Farmers have until September 2 to get in submissions to fight off the controversial backpacker tax.
The Coalition government’s review of the tax has officially commenced, with federal Agriculture and Water Resources Minister Barnaby Joyce and his Assistant Minister Luke Hartsuyker leading the process.
Mr Hartsuyker has ministerial responsibility for agricultural workforce matters and will seek a balanced outcome for the complex taxation issue that can protect the federal budget balance and maintain seasonal workers in farming and tourism.
The tax on working holidaymakers was due to increase to 32.5 per cent and the tax-free threshold of $18,200 removed on July 1.
But a six-month deferral was announced during the election campaign after farming and tourism industry groups ran a ferocious public campaign venting concerns about negative consequences on seasonal workers due to the higher tax charge.
A statement from the two ministers said the review’s outcomes would take the form of a government announcement, ahead of any changes coming into effect from January 1 next year.

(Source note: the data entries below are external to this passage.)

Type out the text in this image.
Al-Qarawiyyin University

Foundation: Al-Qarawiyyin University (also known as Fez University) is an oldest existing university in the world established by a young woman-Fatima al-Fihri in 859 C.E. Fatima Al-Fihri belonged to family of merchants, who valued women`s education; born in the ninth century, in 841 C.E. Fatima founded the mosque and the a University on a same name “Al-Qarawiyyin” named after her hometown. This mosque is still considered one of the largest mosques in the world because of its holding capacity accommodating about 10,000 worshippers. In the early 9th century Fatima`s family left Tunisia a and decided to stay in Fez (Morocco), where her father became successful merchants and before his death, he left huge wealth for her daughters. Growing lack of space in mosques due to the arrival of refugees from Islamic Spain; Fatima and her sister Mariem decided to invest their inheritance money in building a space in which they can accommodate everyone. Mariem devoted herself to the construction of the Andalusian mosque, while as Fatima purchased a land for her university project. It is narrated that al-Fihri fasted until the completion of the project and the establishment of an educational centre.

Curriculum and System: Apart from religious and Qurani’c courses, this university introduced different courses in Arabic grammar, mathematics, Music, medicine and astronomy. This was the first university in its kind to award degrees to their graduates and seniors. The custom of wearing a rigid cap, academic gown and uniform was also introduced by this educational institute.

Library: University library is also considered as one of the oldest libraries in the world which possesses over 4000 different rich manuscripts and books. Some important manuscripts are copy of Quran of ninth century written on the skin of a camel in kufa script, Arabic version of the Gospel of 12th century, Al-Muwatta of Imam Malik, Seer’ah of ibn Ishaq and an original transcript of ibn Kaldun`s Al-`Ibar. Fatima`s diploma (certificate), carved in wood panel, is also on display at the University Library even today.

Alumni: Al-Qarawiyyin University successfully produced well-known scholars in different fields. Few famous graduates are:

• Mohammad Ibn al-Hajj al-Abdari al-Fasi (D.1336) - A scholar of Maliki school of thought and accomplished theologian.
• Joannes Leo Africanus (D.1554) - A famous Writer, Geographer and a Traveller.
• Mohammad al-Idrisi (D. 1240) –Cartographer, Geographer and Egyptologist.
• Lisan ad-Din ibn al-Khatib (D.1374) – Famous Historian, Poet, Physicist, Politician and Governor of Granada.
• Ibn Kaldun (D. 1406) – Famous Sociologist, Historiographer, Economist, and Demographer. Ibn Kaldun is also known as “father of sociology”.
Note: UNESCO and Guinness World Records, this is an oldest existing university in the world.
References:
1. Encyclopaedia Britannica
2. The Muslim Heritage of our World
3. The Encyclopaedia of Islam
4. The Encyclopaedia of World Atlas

Public submissions are due by Friday, September 2. It’s that’s likely to attract a strong response from the farm sector, where workplace pressures are already reportedly increasing due to the tax hike. Mr Hartsuyker said most people would agree backpackers should pay their fair share of tax while living and working in Australia.
But any change will impact revenue forecasts, with the deferral costing the budget $40 million after the tax increase was initially pegged to raise $540 million over three years.
“It is important that the revenue implications are considered as part of the review and that’s what the review will be doing: landing at a sensible solution,” he said.
“Backpackers bring substantial tourism dollars into the country, which we want to retain, and from a workforce perspective they provide an important labour source in both the agricultural sector and the tourism sector.
“I think it’s vitally important that we come up with a solution that addresses the need for revenue and the equity that backpackers, like others, should pay their fair share of tax.
“The 32.5 cents in a dollar rate is clearly a disincentive for backpackers to come to Australia and work while they’re here, so I think we need to come up with a reasonable solution and that’s the purpose of this review: to arrive at a middle ground.”